Gambar: saat korban uji coba senapan rakitan di lapangan


 
Sebuah peristiwa memilukan dan mengejutkan terjadi di lingkungan pendidikan Kabupaten Siak, Riau. Seorang siswa kelas SMP bernama lengkap M Aqil (15 tahun) dari Islamic Center harus meregang nyawa saat sedang mengikuti kegiatan ujian praktik mata pelajaran IPA (Sains) di sekolahnya. Nyawa remaja tersebut tak tertolong setelah senapan rakitan hasil karya proyeknya meledak saat digunakan untuk menembak.

Kabar duka ini dikonfirmasi langsung oleh Kepala Satuan Reserse Kriminal (Kasatreskrim) Polres Siak, AKP Raja Kosmos Parmulais, kepada awak media pada Jumat (10/4).

"Iya benar atas kejadian tersebut," ujar Raja singkat saat dikonfirmasi terkait laporan kematian siswa tersebut.

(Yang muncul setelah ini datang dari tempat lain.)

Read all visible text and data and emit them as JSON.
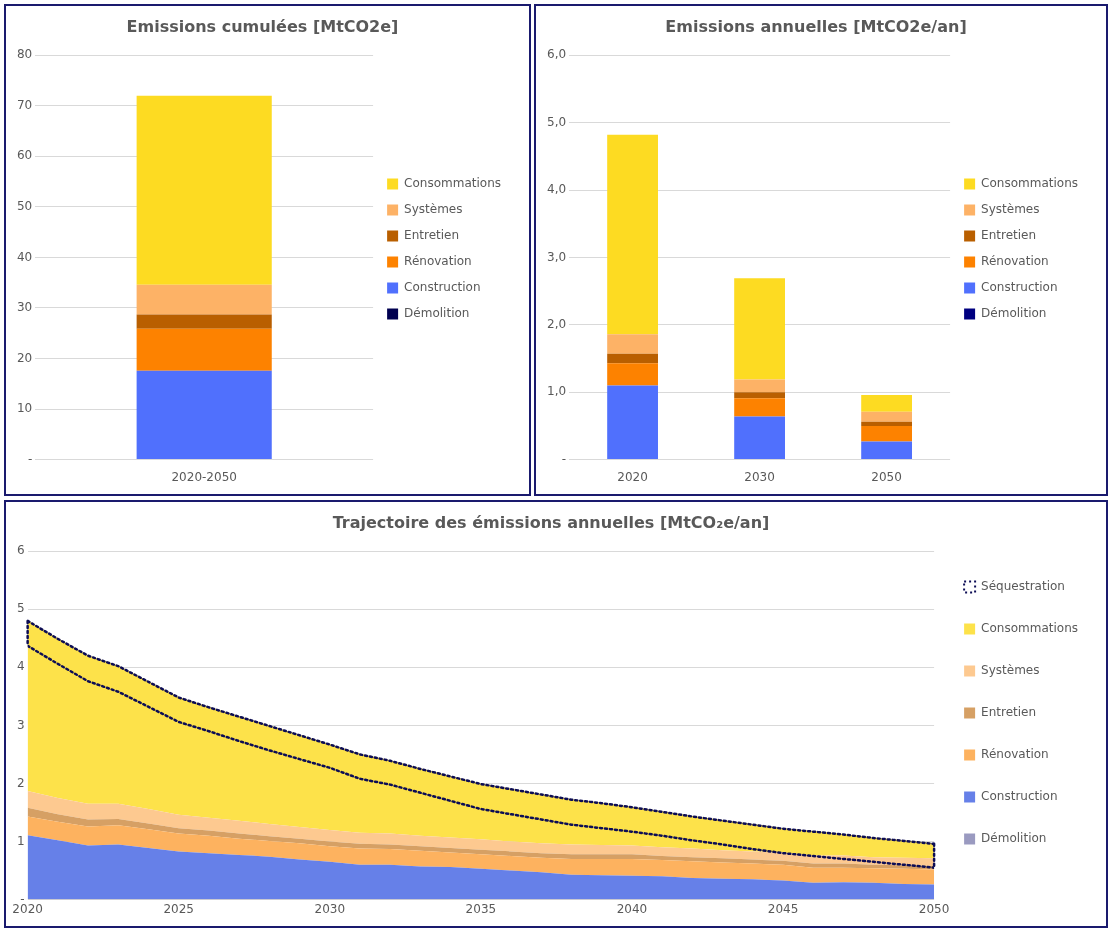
{
  "chart_data": [
    {
      "type": "bar",
      "title": "Emissions cumulées [MtCO2e]",
      "categories": [
        "2020-2050"
      ],
      "stacked": true,
      "legend": "right",
      "grid": "y",
      "ylim": [
        0,
        80
      ],
      "yticks": [
        {
          "value": 0,
          "label": "-"
        },
        10,
        20,
        30,
        40,
        50,
        60,
        70,
        80
      ],
      "series": [
        {
          "name": "Démolition",
          "color": "#000050",
          "values": [
            0
          ]
        },
        {
          "name": "Construction",
          "color": "#5070fd",
          "values": [
            17.6
          ]
        },
        {
          "name": "Rénovation",
          "color": "#fd8200",
          "values": [
            8.3
          ]
        },
        {
          "name": "Entretien",
          "color": "#b95f00",
          "values": [
            2.8
          ]
        },
        {
          "name": "Systèmes",
          "color": "#fdb266",
          "values": [
            5.9
          ]
        },
        {
          "name": "Consommations",
          "color": "#fddb22",
          "values": [
            37.4
          ]
        }
      ]
    },
    {
      "type": "bar",
      "title": "Emissions annuelles [MtCO2e/an]",
      "categories": [
        "2020",
        "2030",
        "2050"
      ],
      "stacked": true,
      "legend": "right",
      "grid": "y",
      "ylim": [
        0,
        6
      ],
      "yticks": [
        {
          "value": 0,
          "label": "-"
        },
        {
          "value": 1,
          "label": "1,0"
        },
        {
          "value": 2,
          "label": "2,0"
        },
        {
          "value": 3,
          "label": "3,0"
        },
        {
          "value": 4,
          "label": "4,0"
        },
        {
          "value": 5,
          "label": "5,0"
        },
        {
          "value": 6,
          "label": "6,0"
        }
      ],
      "series": [
        {
          "name": "Démolition",
          "color": "#000080",
          "values": [
            0,
            0,
            0
          ]
        },
        {
          "name": "Construction",
          "color": "#5070fd",
          "values": [
            1.1,
            0.64,
            0.27
          ]
        },
        {
          "name": "Rénovation",
          "color": "#fd8200",
          "values": [
            0.33,
            0.27,
            0.23
          ]
        },
        {
          "name": "Entretien",
          "color": "#b95f00",
          "values": [
            0.14,
            0.09,
            0.06
          ]
        },
        {
          "name": "Systèmes",
          "color": "#fdb266",
          "values": [
            0.29,
            0.19,
            0.15
          ]
        },
        {
          "name": "Consommations",
          "color": "#fddb22",
          "values": [
            2.96,
            1.5,
            0.25
          ]
        }
      ]
    },
    {
      "type": "area",
      "title": "Trajectoire des émissions annuelles [MtCO₂e/an]",
      "stacked": true,
      "legend": "right",
      "grid": "y",
      "xlim": [
        2020,
        2050
      ],
      "xticks": [
        2020,
        2025,
        2030,
        2035,
        2040,
        2045,
        2050
      ],
      "ylim": [
        0,
        6
      ],
      "yticks": [
        {
          "value": 0,
          "label": "-"
        },
        1,
        2,
        3,
        4,
        5,
        6
      ],
      "x": [
        2020,
        2021,
        2022,
        2023,
        2024,
        2025,
        2026,
        2027,
        2028,
        2029,
        2030,
        2031,
        2032,
        2033,
        2034,
        2035,
        2036,
        2037,
        2038,
        2039,
        2040,
        2041,
        2042,
        2043,
        2044,
        2045,
        2046,
        2047,
        2048,
        2049,
        2050
      ],
      "series": [
        {
          "name": "Démolition",
          "color": "#9a9ac0",
          "values": [
            0.01,
            0.01,
            0.01,
            0.01,
            0.01,
            0.01,
            0.01,
            0.01,
            0.01,
            0.01,
            0.01,
            0.01,
            0.01,
            0.01,
            0.01,
            0.01,
            0.01,
            0.01,
            0.01,
            0.01,
            0.01,
            0.01,
            0.01,
            0.01,
            0.01,
            0.01,
            0.01,
            0.01,
            0.01,
            0.01,
            0.01
          ]
        },
        {
          "name": "Construction",
          "color": "#6680e8",
          "values": [
            1.1,
            1.01,
            0.92,
            0.94,
            0.88,
            0.82,
            0.79,
            0.76,
            0.73,
            0.68,
            0.64,
            0.59,
            0.59,
            0.56,
            0.55,
            0.52,
            0.49,
            0.46,
            0.42,
            0.41,
            0.4,
            0.39,
            0.36,
            0.35,
            0.34,
            0.32,
            0.28,
            0.29,
            0.28,
            0.26,
            0.25
          ]
        },
        {
          "name": "Rénovation",
          "color": "#fdb25f",
          "values": [
            0.32,
            0.32,
            0.33,
            0.33,
            0.32,
            0.31,
            0.3,
            0.28,
            0.27,
            0.28,
            0.27,
            0.28,
            0.27,
            0.27,
            0.25,
            0.25,
            0.25,
            0.25,
            0.27,
            0.28,
            0.29,
            0.28,
            0.29,
            0.28,
            0.27,
            0.27,
            0.26,
            0.25,
            0.25,
            0.26,
            0.26
          ]
        },
        {
          "name": "Entretien",
          "color": "#d6a064",
          "values": [
            0.15,
            0.13,
            0.12,
            0.11,
            0.1,
            0.09,
            0.09,
            0.09,
            0.08,
            0.08,
            0.08,
            0.08,
            0.08,
            0.08,
            0.08,
            0.08,
            0.08,
            0.08,
            0.08,
            0.08,
            0.08,
            0.07,
            0.07,
            0.07,
            0.07,
            0.07,
            0.07,
            0.07,
            0.06,
            0.06,
            0.06
          ]
        },
        {
          "name": "Systèmes",
          "color": "#fdc990",
          "values": [
            0.29,
            0.28,
            0.27,
            0.26,
            0.25,
            0.23,
            0.22,
            0.22,
            0.21,
            0.2,
            0.2,
            0.19,
            0.19,
            0.18,
            0.18,
            0.18,
            0.17,
            0.17,
            0.17,
            0.16,
            0.15,
            0.15,
            0.15,
            0.14,
            0.14,
            0.14,
            0.14,
            0.14,
            0.13,
            0.13,
            0.13
          ]
        },
        {
          "name": "Consommations",
          "color": "#fde24a",
          "values": [
            2.94,
            2.75,
            2.56,
            2.38,
            2.2,
            2.03,
            1.91,
            1.8,
            1.7,
            1.59,
            1.48,
            1.36,
            1.26,
            1.16,
            1.06,
            0.96,
            0.91,
            0.85,
            0.78,
            0.73,
            0.67,
            0.62,
            0.56,
            0.52,
            0.47,
            0.42,
            0.42,
            0.37,
            0.34,
            0.3,
            0.26
          ]
        },
        {
          "name": "Séquestration",
          "type": "line",
          "color": "#0d0d55",
          "line_style": "dotted",
          "values": [
            4.37,
            4.06,
            3.76,
            3.58,
            3.32,
            3.06,
            2.9,
            2.73,
            2.57,
            2.42,
            2.27,
            2.08,
            1.98,
            1.84,
            1.7,
            1.56,
            1.47,
            1.38,
            1.29,
            1.23,
            1.17,
            1.1,
            1.02,
            0.95,
            0.87,
            0.8,
            0.75,
            0.7,
            0.65,
            0.6,
            0.55
          ]
        },
        {
          "type": "line",
          "color": "#0d0d55",
          "line_style": "dotted",
          "values": [
            4.8,
            4.49,
            4.2,
            4.02,
            3.75,
            3.48,
            3.31,
            3.15,
            2.99,
            2.83,
            2.67,
            2.5,
            2.39,
            2.25,
            2.12,
            1.99,
            1.9,
            1.81,
            1.72,
            1.66,
            1.59,
            1.51,
            1.43,
            1.36,
            1.29,
            1.22,
            1.17,
            1.12,
            1.06,
            1.01,
            0.96
          ]
        }
      ]
    }
  ]
}
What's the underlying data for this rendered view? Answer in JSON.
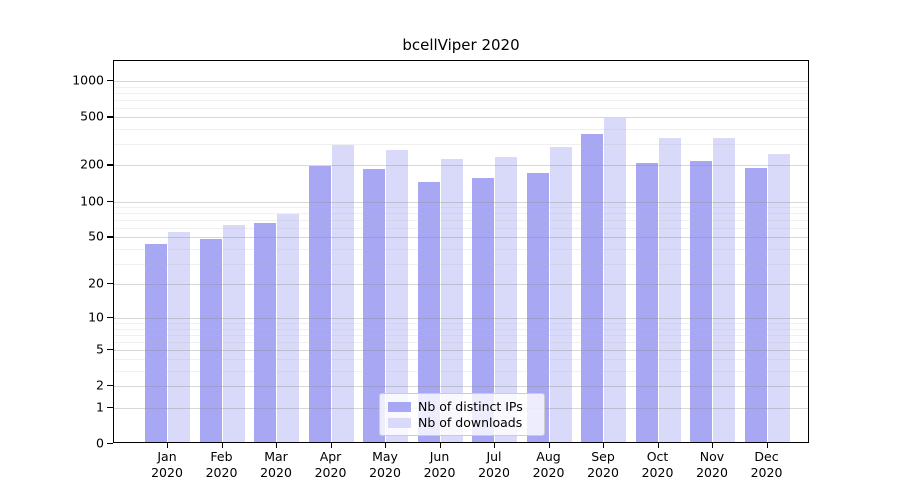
{
  "chart_data": {
    "type": "bar",
    "title": "bcellViper 2020",
    "categories": [
      "Jan 2020",
      "Feb 2020",
      "Mar 2020",
      "Apr 2020",
      "May 2020",
      "Jun 2020",
      "Jul 2020",
      "Aug 2020",
      "Sep 2020",
      "Oct 2020",
      "Nov 2020",
      "Dec 2020"
    ],
    "x_tick_line1": [
      "Jan",
      "Feb",
      "Mar",
      "Apr",
      "May",
      "Jun",
      "Jul",
      "Aug",
      "Sep",
      "Oct",
      "Nov",
      "Dec"
    ],
    "x_tick_line2": "2020",
    "series": [
      {
        "name": "Nb of distinct IPs",
        "color": "#a7a7f4",
        "values": [
          43,
          48,
          65,
          195,
          182,
          142,
          153,
          168,
          356,
          207,
          214,
          186
        ]
      },
      {
        "name": "Nb of downloads",
        "color": "#d9d9f9",
        "values": [
          54,
          62,
          77,
          292,
          262,
          221,
          229,
          277,
          486,
          330,
          331,
          245
        ]
      }
    ],
    "yscale": "log10(1+y)",
    "y_ticks": [
      0,
      1,
      2,
      5,
      10,
      20,
      50,
      100,
      200,
      500,
      1000
    ],
    "y_minor_gridlines": [
      3,
      4,
      6,
      7,
      8,
      9,
      30,
      40,
      60,
      70,
      80,
      90,
      300,
      400,
      600,
      700,
      800,
      900
    ],
    "ylim": [
      0,
      1400
    ],
    "grid": true,
    "legend_position": "lower center inside"
  },
  "legend": {
    "items": [
      {
        "label": "Nb of distinct IPs",
        "color": "#a7a7f4"
      },
      {
        "label": "Nb of downloads",
        "color": "#d9d9f9"
      }
    ]
  }
}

Berdasarkan keterangan pihak kepolisian, insiden naas itu bermula dari agenda rutin sekolah yang mengadakan ujian praktik sains. Dalam kegiatan tersebut, para siswa dibagi menjadi beberapa kelompok dan diminta untuk mempresentasikan serta memperagakan hasil karya proyek sains yang telah mereka buat sebelumnya.

Sayangnya, kelompok tempat M Aqil berada memilih untuk membuat alat yang berbahaya, yaitu berupa senapan api hasil cetakan atau rakitan teknologi 3D.

"Ketika giliran kelompok korban MA, dia menyuruh teman kelompoknya menjauh dari titik TKP. Korban hendak memperagakan ujian praktiknya berupa senapan 3D rakitan," ungkap Raja menjelaskan detik-detik kejadian.

Dalam rekaman video yang beredar dan berhasil dihimpun, terlihat jelas bahwa Aqil bertindak sebagai peraga utama. Dengan penuh percaya diri, ia mengambil posisi dan mengarahkan senapan buatannya. Namun, saat pelatuk ditarik dan senapan itu ditembakkan, terjadi hal yang tidak terduga.

Alih-alih proyektil keluar dari moncong senapan, ledakan justru terjadi di bagian belakang atau badan senapan tersebut.

Ledakan itu cukup keras dan dahsyat. Material senapan rakitan tersebut hancur berkeping-kepingan.

"Pecahan senapan rakitan berhamburan mengenai aula sekolah, dinding kelas dan juga kepala korban sehingga korban mengalami luka di bagian wajah akibat terkena pecahan senapan tersebut," jelas Raja.

Serpihan benda keras itu mengenai wajah dan kepala Aqil dengan sangat keras. Siswa tersebut langsung jatuh dan mengalami luka parah. Panic segera melanda teman-teman dan guru yang berada di lokasi. Korban segera dievakuasi dan dilarikan ke rumah sakit terdekat untuk mendapatkan pertolongan medis secepat mungkin. Namun, sayang luka yang dialami terlalu berat dan kondisi korban dinyatakan meninggal dunia oleh tim medis.

Hingga saat ini, pihak kepolisian masih mendalami penyebab pasti mengapa senapan buatan siswa tersebut bisa meledak. Tim Reskrim Polres Siak telah melakukan olah tempat kejadian perkara (TKP) secara menyeluruh.

"Kami sudah melakukan olah tempat kejadian perkara (TKP), dan benda yang diamankan akan dikirim ke laboratorium forensik (Labfor). Kita belum bisa memastikan bahan atau penyebab pasti ledakan sebelum ada hasil pemeriksaan," ujarnya.

Selain sisa-sisa senapan yang meledak, polisi juga mengamankan sejumlah barang bukti lain yang terkait dengan proyek sains tersebut untuk kepentingan penyelidikan lebih lanjut. Kasus ini kini menjadi sorotan tajam terkait pengawasan materi pembelajaran dan keamanan dalam kegiatan praktik di sekolah.

"Sejumlah barang bukti terkait proyek sains tersebut turut diamankan untuk keperluan penyelidikan," pungkas Raja.

Tragedi ini menjadi duka mendalam bagi keluarga besar sekolah dan masyarakat Kabupaten Siak, serta menjadi peringatan keras akan bahaya penggunaan bahan atau alat yang tidak standar dan berisiko tinggi dalam kegiatan pendidikan.